My starting point was a blog post showing how to do Voronoi Tesselations in Meshlab. However, Meshlab is a bit crashy, so I had to do some experimentation. Here is the general procedure I came up with -- hope it helps you create some nice objects.
Launch Meshlab
Make sure Selected Face Rendering is on.. It's the icon with red in it to the right of the light bulb icon.
File > Import Mesh to import your nice fine WATERTIGHT mesh (otherwise, expect bad things to happen), or Filters > Create Mesh Layer > ... to start with a primitive (like the Tetrahedron)
Before you go further, you need to make sure that your object is properly aligned to the XY plane. Click the Wireframe icon (next to the dots icon, then rotate the model (left-click drag it) until there are 3 points that you want to be on the base of your model located where you can drag a marquee over just those points, then click the Select Points icon (next to the Rabbit icon) and do just that. Then use Filters > Normals... > Transform: Rotate to fit on a plane, check both options and apply.
If you don't have enough vertexes (100-300k is good), use Filters > Remeshing > Subdivision: Midpoint (for primitives) or Filters > Remeshing > Sudivision: Butterfly (for more complex objects) to add triangles. Always set Iterations to 1, you don't want to get too many triangles. Also Edge Threshold to 0.
Click Layers icon (looks like a stack of paper) to show layers.
Filters > Sampling > Poisson-disk Sampling. Number of Samples = 50 to 60. Click Apply, and a new layer will appear in the layers list.

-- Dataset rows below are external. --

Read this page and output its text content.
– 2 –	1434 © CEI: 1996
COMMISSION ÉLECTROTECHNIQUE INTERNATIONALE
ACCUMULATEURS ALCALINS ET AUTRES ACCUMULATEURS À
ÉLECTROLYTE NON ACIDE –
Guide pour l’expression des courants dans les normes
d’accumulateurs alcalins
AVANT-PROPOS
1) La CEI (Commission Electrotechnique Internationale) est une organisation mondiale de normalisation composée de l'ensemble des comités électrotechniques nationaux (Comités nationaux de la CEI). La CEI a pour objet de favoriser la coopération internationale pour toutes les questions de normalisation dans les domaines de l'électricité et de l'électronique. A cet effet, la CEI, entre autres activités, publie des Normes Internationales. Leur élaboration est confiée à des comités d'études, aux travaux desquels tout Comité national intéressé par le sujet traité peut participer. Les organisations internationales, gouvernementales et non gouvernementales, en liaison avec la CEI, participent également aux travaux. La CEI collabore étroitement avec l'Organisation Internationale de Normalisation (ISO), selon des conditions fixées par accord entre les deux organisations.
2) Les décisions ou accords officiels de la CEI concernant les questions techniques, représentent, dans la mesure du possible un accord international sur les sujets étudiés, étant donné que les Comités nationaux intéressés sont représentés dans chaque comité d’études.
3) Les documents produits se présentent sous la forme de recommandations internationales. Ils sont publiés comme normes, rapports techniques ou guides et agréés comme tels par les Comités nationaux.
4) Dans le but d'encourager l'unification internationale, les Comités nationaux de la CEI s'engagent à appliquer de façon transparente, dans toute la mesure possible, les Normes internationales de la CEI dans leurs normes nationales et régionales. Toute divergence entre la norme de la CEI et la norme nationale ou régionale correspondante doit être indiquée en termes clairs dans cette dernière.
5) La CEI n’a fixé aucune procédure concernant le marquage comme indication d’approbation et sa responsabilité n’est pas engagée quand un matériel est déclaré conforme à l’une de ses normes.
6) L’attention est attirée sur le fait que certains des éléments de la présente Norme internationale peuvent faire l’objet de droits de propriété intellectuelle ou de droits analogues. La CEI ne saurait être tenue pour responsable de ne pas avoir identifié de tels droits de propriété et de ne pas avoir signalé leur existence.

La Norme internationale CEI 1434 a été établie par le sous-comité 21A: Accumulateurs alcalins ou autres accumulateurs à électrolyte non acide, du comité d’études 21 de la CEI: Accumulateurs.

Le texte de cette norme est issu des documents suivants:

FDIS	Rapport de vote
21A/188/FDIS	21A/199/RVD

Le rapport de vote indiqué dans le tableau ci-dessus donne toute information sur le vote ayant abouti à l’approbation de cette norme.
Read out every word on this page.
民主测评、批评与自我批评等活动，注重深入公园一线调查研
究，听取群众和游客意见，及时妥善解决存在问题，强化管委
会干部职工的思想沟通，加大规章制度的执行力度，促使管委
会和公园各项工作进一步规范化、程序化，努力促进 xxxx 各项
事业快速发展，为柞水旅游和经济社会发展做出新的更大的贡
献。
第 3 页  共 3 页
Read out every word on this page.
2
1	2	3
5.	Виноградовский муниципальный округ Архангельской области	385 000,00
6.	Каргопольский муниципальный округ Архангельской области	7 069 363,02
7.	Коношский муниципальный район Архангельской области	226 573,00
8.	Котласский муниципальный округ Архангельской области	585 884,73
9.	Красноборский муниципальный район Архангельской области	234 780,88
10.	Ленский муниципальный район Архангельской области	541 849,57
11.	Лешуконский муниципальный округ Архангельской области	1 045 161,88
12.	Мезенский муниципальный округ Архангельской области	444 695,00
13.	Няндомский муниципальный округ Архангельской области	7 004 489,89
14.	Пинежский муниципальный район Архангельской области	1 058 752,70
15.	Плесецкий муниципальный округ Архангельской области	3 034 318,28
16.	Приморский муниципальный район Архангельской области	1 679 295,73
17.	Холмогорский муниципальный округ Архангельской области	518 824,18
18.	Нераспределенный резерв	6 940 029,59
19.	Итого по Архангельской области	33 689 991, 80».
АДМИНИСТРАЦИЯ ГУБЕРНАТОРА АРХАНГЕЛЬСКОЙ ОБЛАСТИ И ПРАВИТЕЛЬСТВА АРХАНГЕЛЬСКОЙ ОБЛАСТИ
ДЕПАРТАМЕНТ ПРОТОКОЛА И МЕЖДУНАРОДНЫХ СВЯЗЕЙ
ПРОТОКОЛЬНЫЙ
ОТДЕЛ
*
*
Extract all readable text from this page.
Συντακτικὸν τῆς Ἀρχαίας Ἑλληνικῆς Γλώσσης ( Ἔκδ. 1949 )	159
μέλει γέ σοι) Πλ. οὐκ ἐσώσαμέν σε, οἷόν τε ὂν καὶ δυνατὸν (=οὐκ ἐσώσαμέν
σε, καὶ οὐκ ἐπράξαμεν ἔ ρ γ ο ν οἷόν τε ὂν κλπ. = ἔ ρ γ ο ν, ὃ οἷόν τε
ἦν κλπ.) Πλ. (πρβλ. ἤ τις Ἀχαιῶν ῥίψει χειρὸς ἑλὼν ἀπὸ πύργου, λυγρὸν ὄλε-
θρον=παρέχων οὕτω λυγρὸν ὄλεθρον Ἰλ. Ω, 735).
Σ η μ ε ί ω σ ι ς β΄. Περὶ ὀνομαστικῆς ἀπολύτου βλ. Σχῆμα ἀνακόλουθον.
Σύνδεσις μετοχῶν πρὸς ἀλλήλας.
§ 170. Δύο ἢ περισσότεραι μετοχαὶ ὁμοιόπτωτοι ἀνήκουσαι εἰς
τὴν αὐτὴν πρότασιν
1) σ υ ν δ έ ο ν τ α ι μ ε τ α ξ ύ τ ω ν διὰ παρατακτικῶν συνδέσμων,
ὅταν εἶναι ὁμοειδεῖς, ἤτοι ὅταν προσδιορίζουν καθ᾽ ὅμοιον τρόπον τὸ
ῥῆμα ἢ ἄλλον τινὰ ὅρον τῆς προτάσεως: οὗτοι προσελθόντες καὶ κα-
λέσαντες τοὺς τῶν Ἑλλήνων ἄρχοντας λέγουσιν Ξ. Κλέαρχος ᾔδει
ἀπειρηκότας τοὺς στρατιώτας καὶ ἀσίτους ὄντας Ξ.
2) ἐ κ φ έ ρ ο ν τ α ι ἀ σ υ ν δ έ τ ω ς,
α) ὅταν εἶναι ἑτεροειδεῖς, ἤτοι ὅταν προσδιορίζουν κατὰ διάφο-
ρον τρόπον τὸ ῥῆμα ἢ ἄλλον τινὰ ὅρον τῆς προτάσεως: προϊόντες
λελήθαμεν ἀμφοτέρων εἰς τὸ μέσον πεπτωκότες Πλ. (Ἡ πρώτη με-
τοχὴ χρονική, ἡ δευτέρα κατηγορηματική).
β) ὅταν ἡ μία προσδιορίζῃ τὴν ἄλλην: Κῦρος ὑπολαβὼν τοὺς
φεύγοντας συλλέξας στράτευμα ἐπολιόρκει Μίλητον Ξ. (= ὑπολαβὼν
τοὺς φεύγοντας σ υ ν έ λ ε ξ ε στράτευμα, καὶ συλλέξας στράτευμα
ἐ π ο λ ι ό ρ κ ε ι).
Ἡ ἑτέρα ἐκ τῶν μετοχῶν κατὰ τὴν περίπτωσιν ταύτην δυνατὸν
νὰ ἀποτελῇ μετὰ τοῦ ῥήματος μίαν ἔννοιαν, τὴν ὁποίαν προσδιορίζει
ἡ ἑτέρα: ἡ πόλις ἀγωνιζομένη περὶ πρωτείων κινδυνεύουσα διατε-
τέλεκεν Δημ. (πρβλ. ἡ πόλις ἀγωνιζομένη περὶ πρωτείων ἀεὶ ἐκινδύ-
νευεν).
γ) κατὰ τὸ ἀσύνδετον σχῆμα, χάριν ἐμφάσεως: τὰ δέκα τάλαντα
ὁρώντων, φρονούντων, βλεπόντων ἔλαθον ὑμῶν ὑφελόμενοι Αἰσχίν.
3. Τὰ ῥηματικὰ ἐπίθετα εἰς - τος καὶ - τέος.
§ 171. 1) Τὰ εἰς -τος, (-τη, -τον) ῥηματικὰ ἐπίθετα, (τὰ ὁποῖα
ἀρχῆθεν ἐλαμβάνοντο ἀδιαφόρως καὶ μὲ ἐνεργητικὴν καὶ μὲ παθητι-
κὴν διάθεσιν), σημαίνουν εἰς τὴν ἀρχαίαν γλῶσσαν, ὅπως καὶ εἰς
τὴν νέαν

Click on your mesh object in the Layers list so that it is hilighted in yellow. After the sampling, it won't be.
Filters > Color Creation > Voroni Vertex Coloring. Check BackDistance. Click Apply. Your object will get nicely colored with Voroni cells.
Render > Color > None. The colors will disappear. You do this so that the next step is easier to see.
Filters > Selection > Select Faces by Vertex Quality. Check Preview. Slide Max Quality all the way to the right. Slide Min Quality left until you get nice thin borders -- but not too thin. Click Apply.
If the lines are not GREY, use Filters > Selection > Invert Selection. Click Apply. Lines will go grey, areas between them will be red.
Filters > Selection > Delete selected Faces. Now you have a holed, but flat, object.
Filters > Smoothing > Laplacian Smooth with Iterations = 3 to 5 will give you much smoother lines.
This is good place to save a checkpoint. File > Export Mesh AS... NOT File > Export Mesh, which will copy over your old file!!! Save it as a .stl.
Filters > Remeshing > Uniform Mesh Resampling. Precision 1%, Offset 53%, check Absolute Distance. Now wait a bit, and you'll get your thick version of the object. If Meshlab crashes, you probably had a bad initial mesh, it's quirky -- and you're screwed.
In the Layers panel, click on the eyes next to your original object and your Poisson samples to turn them off. You'll only see your new offset mesh.
Filters > Remeshing > Quadric Edge Collapse Decimation. Set the target to be .75 of the original number of vertexes. This smooths things out.
Repeatedly apply Filters > Remeshing > Curvature Flipping Optimization until the object is not getting any better (it may settle down to toggling between two states).
Now you want to increase the number of triangles and make them smooth. Alternate between these two:
Filters > Remeshing > Subdivision: Butterfly, Iterations = 1, Edge Threshold = 0.
then,
Filters > Smoothing > Taubin Smooth
When you get to the number of vertices you think you need, Export As... and save your STL.
Oh, in the case of primitives, they will only be 1mm in size, so use Filters > Normals... > Transform: Scale to make them bigger before saving. The limit is 10x, so maybe do a 10x and a 2x = 20x.